For her work on Standard Oil, Tarbell interviewed industrialist Henry H. Rogers, one of Rockefeller's associates at the company. Apparently Rogers thought Tarbell's piece would be complimentary and he was surprisingly candid about the company's unfair business practices. Tarbell's detailed research drew on company documents from throughout the nation (an unusual practice at the time), as well as interviews with former employees and competitors. It set the standard for investigative journalism of later years.
Her 19-part series appeared in McClure's Magazine beginning in November 1902. It revealed how the company engaged in spying and predatory pricing, struck cozy deal with railroads, and bought up competitors at bargain basement prices to create a monopoly over production, transportation, refining, and marketing of petroleum products.
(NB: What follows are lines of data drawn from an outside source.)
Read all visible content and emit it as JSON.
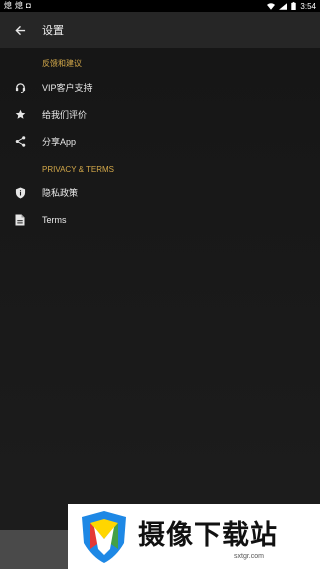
{
  "status_bar": {
    "left_glyphs": [
      "熄",
      "熄",
      "◘"
    ],
    "time": "3:54"
  },
  "app_bar": {
    "title": "设置",
    "back_icon": "arrow-left-icon"
  },
  "sections": [
    {
      "header": "反馈和建议",
      "items": [
        {
          "label": "VIP客户支持",
          "icon": "headset-icon"
        },
        {
          "label": "给我们评价",
          "icon": "star-icon"
        },
        {
          "label": "分享App",
          "icon": "share-icon"
        }
      ]
    },
    {
      "header": "PRIVACY & TERMS",
      "items": [
        {
          "label": "隐私政策",
          "icon": "shield-icon"
        },
        {
          "label": "Terms",
          "icon": "document-icon"
        }
      ]
    }
  ],
  "watermark": {
    "title": "摄像下载站",
    "subtitle": "sxtgr.com"
  },
  "colors": {
    "accent": "#d4a94a",
    "background": "#1a1a1a",
    "app_bar": "#262626"
  }
}
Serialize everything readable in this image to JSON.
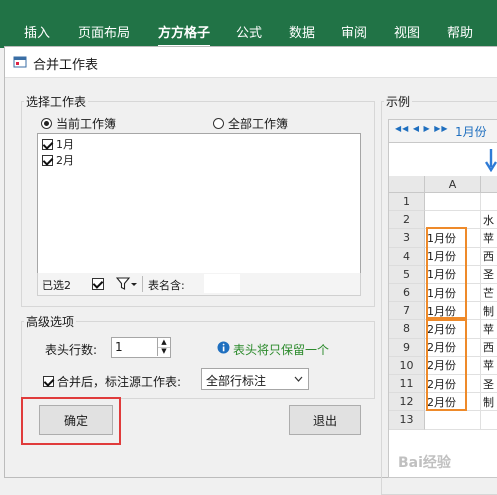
{
  "ribbon": {
    "tabs": [
      "插入",
      "页面布局",
      "方方格子",
      "公式",
      "数据",
      "审阅",
      "视图",
      "帮助"
    ],
    "active_tab": "方方格子"
  },
  "dialog": {
    "title": "合并工作表",
    "select_group": {
      "legend": "选择工作表",
      "radio_current": "当前工作簿",
      "radio_all": "全部工作簿",
      "sheets": [
        {
          "label": "1月",
          "checked": true
        },
        {
          "label": "2月",
          "checked": true
        }
      ],
      "selected_count": "已选2",
      "filter_icon": "filter-icon",
      "name_contains_label": "表名含:"
    },
    "example_group": {
      "legend": "示例",
      "sheet_tab_label": "1月份",
      "col_header": "A",
      "rows": [
        {
          "row": "1",
          "a": "",
          "b": ""
        },
        {
          "row": "2",
          "a": "",
          "b": "水"
        },
        {
          "row": "3",
          "a": "1月份",
          "b": "苹"
        },
        {
          "row": "4",
          "a": "1月份",
          "b": "西"
        },
        {
          "row": "5",
          "a": "1月份",
          "b": "圣"
        },
        {
          "row": "6",
          "a": "1月份",
          "b": "芒"
        },
        {
          "row": "7",
          "a": "1月份",
          "b": "制"
        },
        {
          "row": "8",
          "a": "2月份",
          "b": "苹"
        },
        {
          "row": "9",
          "a": "2月份",
          "b": "西"
        },
        {
          "row": "10",
          "a": "2月份",
          "b": "苹"
        },
        {
          "row": "11",
          "a": "2月份",
          "b": "圣"
        },
        {
          "row": "12",
          "a": "2月份",
          "b": "制"
        },
        {
          "row": "13",
          "a": "",
          "b": ""
        }
      ]
    },
    "advanced_group": {
      "legend": "高级选项",
      "header_rows_label": "表头行数:",
      "header_rows_value": "1",
      "info_text": "表头将只保留一个",
      "mark_source_label": "合并后，标注源工作表:",
      "mark_source_value": "全部行标注"
    },
    "ok_button": "确定",
    "exit_button": "退出"
  },
  "watermark": "Bai经验",
  "colors": {
    "ribbon": "#217346",
    "highlight_red": "#e03b3b",
    "highlight_orange": "#ee8a2a",
    "info_blue": "#1f6fbf"
  }
}
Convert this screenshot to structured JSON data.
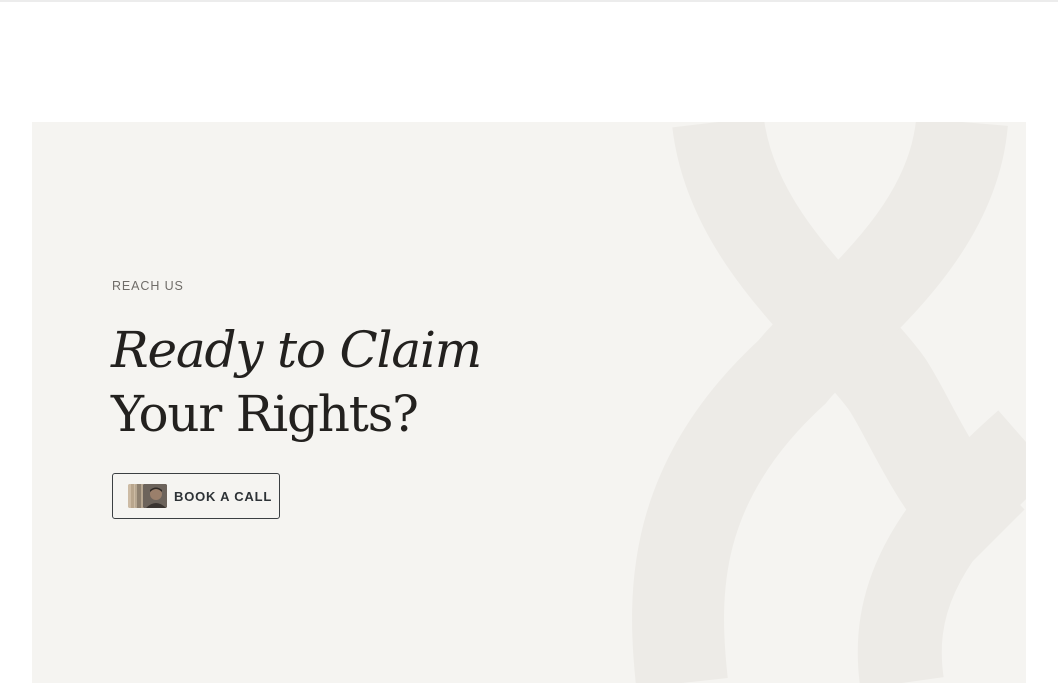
{
  "section": {
    "eyebrow": "REACH US",
    "heading_line1": "Ready to Claim",
    "heading_line2": "Your Rights?"
  },
  "cta": {
    "label": "BOOK A CALL",
    "avatars": [
      "avatar",
      "avatar",
      "avatar"
    ]
  },
  "colors": {
    "card_background": "#f5f4f1",
    "heading": "#23211f",
    "eyebrow": "#6f6c68",
    "button_border": "#3b3f42",
    "decoration": "#edebe7"
  },
  "icons": {
    "decoration": "ampersand-shape-icon"
  }
}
From Rockefeller, the series earned Tarbell the epithet Miss Tarbarrel.
In 1911, amid much public agitation about trusts, (Upton Sinclair's exposé of the meatpacking industry, The Jungle, had been published in 1906), the U.S. Supreme Court ruled that Standard Oil's practices violated the Sherman Antitrust Act and ordered the breakup of the company.
Tarbell's autobiography, All in Day's Work (1939) recounted her muckraking days (a term she abhorred) and other details of her life. Tarbell had a personal interest in the Standard Oil story. Her father was an early oilman, at first in the oil tank business, and later an oil producer and refiner, but was forced out of business by Standard Oil's unethical practices.